Channel 4 forced to boost minority shows

Cathy Newman
Friday 27 June 1997 23:02

The Independent Television Commission has told the Treasury it is prepared to put pressure on Channel 4 to ensure that the broadcaster uses millions of pounds gained from the planned abolition of the broadcaster's funding formula to invest in programmes of minority interest.

The confidential letter, seen by The Independent, said: "We believe it is important that Channel 4 should seize the opportunity of a significant increase in its resources by deploying these additional funds in a carefully considered set of programme priorities which would further develop its statutory remit."

The funding formula came into effect in January 1993 when Channel 4 became a public corporation.
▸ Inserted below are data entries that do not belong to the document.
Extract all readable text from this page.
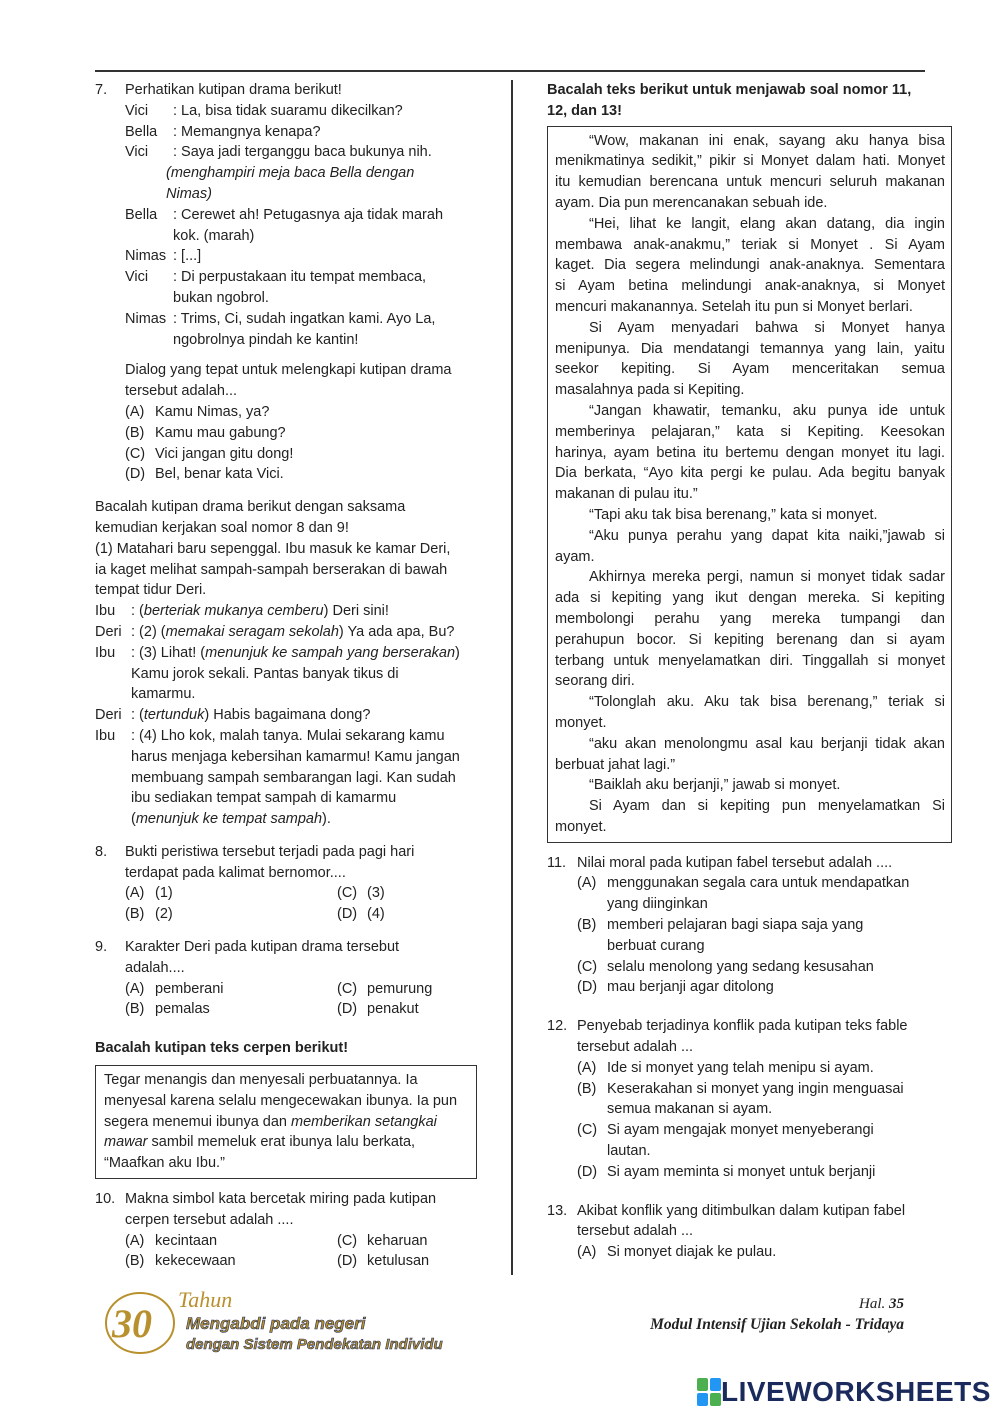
7. Perhatikan kutipan drama berikut!
Vici : La, bisa tidak suaramu dikecilkan?
Bella : Memangnya kenapa?
Vici : Saya jadi terganggu baca bukunya nih.
(menghampiri meja baca Bella dengan
Nimas)
Bella : Cerewet ah! Petugasnya aja tidak marah
kok. (marah)
Nimas : [...]
Vici : Di perpustakaan itu tempat membaca,
bukan ngobrol.
Nimas : Trims, Ci, sudah ingatkan kami. Ayo La,
ngobrolnya pindah ke kantin!
Dialog yang tepat untuk melengkapi kutipan drama
tersebut adalah...
(A) Kamu Nimas, ya?
(B) Kamu mau gabung?
(C) Vici jangan gitu dong!
(D) Bel, benar kata Vici.
Bacalah kutipan drama berikut dengan saksama
kemudian kerjakan soal nomor 8 dan 9!
(1) Matahari baru sepenggal. Ibu masuk ke kamar Deri,
ia kaget melihat sampah-sampah berserakan di bawah
tempat tidur Deri.
Ibu : (berteriak mukanya cemberu) Deri sini!
Deri : (2) (memakai seragam sekolah) Ya ada apa, Bu?
Ibu : (3) Lihat! (menunjuk ke sampah yang berserakan)
Kamu jorok sekali. Pantas banyak tikus di
kamarmu.
Deri : (tertunduk) Habis bagaimana dong?
Ibu : (4) Lho kok, malah tanya. Mulai sekarang kamu
harus menjaga kebersihan kamarmu! Kamu jangan
membuang sampah sembarangan lagi. Kan sudah
ibu sediakan tempat sampah di kamarmu
(menunjuk ke tempat sampah).
8. Bukti peristiwa tersebut terjadi pada pagi hari
terdapat pada kalimat bernomor....
(A) (1)	(C) (3)
(B) (2)	(D) (4)
9. Karakter Deri pada kutipan drama tersebut
adalah....
(A) pemberani	(C) pemurung
(B) pemalas	(D) penakut
Bacalah kutipan teks cerpen berikut!
Tegar menangis dan menyesali perbuatannya. Ia
menyesal karena selalu mengecewakan ibunya. Ia pun
segera menemui ibunya dan memberikan setangkai
mawar sambil memeluk erat ibunya lalu berkata,
“Maafkan aku Ibu.”
10. Makna simbol kata bercetak miring pada kutipan
cerpen tersebut adalah ....
(A) kecintaan	(C) keharuan
(B) kekecewaan	(D) ketulusan
Bacalah teks berikut untuk menjawab soal nomor 11,
12, dan 13!
“Wow, makanan ini enak, sayang aku hanya bisa
menikmatinya sedikit,” pikir si Monyet dalam hati. Monyet
itu kemudian berencana untuk mencuri seluruh makanan
ayam. Dia pun merencanakan sebuah ide.
“Hei, lihat ke langit, elang akan datang, dia ingin
membawa anak-anakmu,” teriak si Monyet . Si Ayam
kaget. Dia segera melindungi anak-anaknya. Sementara
si Ayam betina melindungi anak-anaknya, si Monyet
mencuri makanannya. Setelah itu pun si Monyet berlari.
Si Ayam menyadari bahwa si Monyet hanya
menipunya. Dia mendatangi temannya yang lain, yaitu
seekor kepiting. Si Ayam menceritakan semua
masalahnya pada si Kepiting.
“Jangan khawatir, temanku, aku punya ide untuk
memberinya pelajaran,” kata si Kepiting. Keesokan
harinya, ayam betina itu bertemu dengan monyet itu lagi.
Dia berkata, “Ayo kita pergi ke pulau. Ada begitu banyak
makanan di pulau itu.”
“Tapi aku tak bisa berenang,” kata si monyet.
“Aku punya perahu yang dapat kita naiki,”jawab si
ayam.
Akhirnya mereka pergi, namun si monyet tidak sadar
ada si kepiting yang ikut dengan mereka. Si kepiting
membolongi perahu yang mereka tumpangi dan
perahupun bocor. Si kepiting berenang dan si ayam
terbang untuk menyelamatkan diri. Tinggallah si monyet
seorang diri.
“Tolonglah aku. Aku tak bisa berenang,” teriak si
monyet.
“aku akan menolongmu asal kau berjanji tidak akan
berbuat jahat lagi.”
“Baiklah aku berjanji,” jawab si monyet.
Si Ayam dan si kepiting pun menyelamatkan Si
monyet.
11. Nilai moral pada kutipan fabel tersebut adalah ....
(A) menggunakan segala cara untuk mendapatkan
yang diinginkan
(B) memberi pelajaran bagi siapa saja yang
berbuat curang
(C) selalu menolong yang sedang kesusahan
(D) mau berjanji agar ditolong
12. Penyebab terjadinya konflik pada kutipan teks fable
tersebut adalah ...
(A) Ide si monyet yang telah menipu si ayam.
(B) Keserakahan si monyet yang ingin menguasai
semua makanan si ayam.
(C) Si ayam mengajak monyet menyeberangi
lautan.
(D) Si ayam meminta si monyet untuk berjanji
13. Akibat konflik yang ditimbulkan dalam kutipan fabel
tersebut adalah ...
(A) Si monyet diajak ke pulau.
30
Tahun
Mengabdi pada negeri
dengan Sistem Pendekatan Individu
Hal. 35
Modul Intensif Ujian Sekolah - Tridaya
LIVEWORKSHEETS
The broadcaster is obliged to hand over to ITV half of any terrestrial television advertising revenue it takes over a 14 per cent threshold. Channel 4 stands to gain in excess of pounds 70m from the removal of the levy.

Under the terms of the 1990 Broadcasting Act, Channel 4 is obliged to screen a "suitable proportion" of programming "not generally catered for by Channel 3". In the letter, the ITC says it will "modify" Channel 4's licence to "ensure that the increased resources are deployed in this way".

The ITV companies will welcome the ITC's admissions that it will use its powers to enforce Channel 4's commitment to minority programming. ITV operators have in the past argued for the rival broadcaster's remit to be tightened up, and repeated their plea only yesterday in a letter to Chris Smith, the National Heritage Secretary.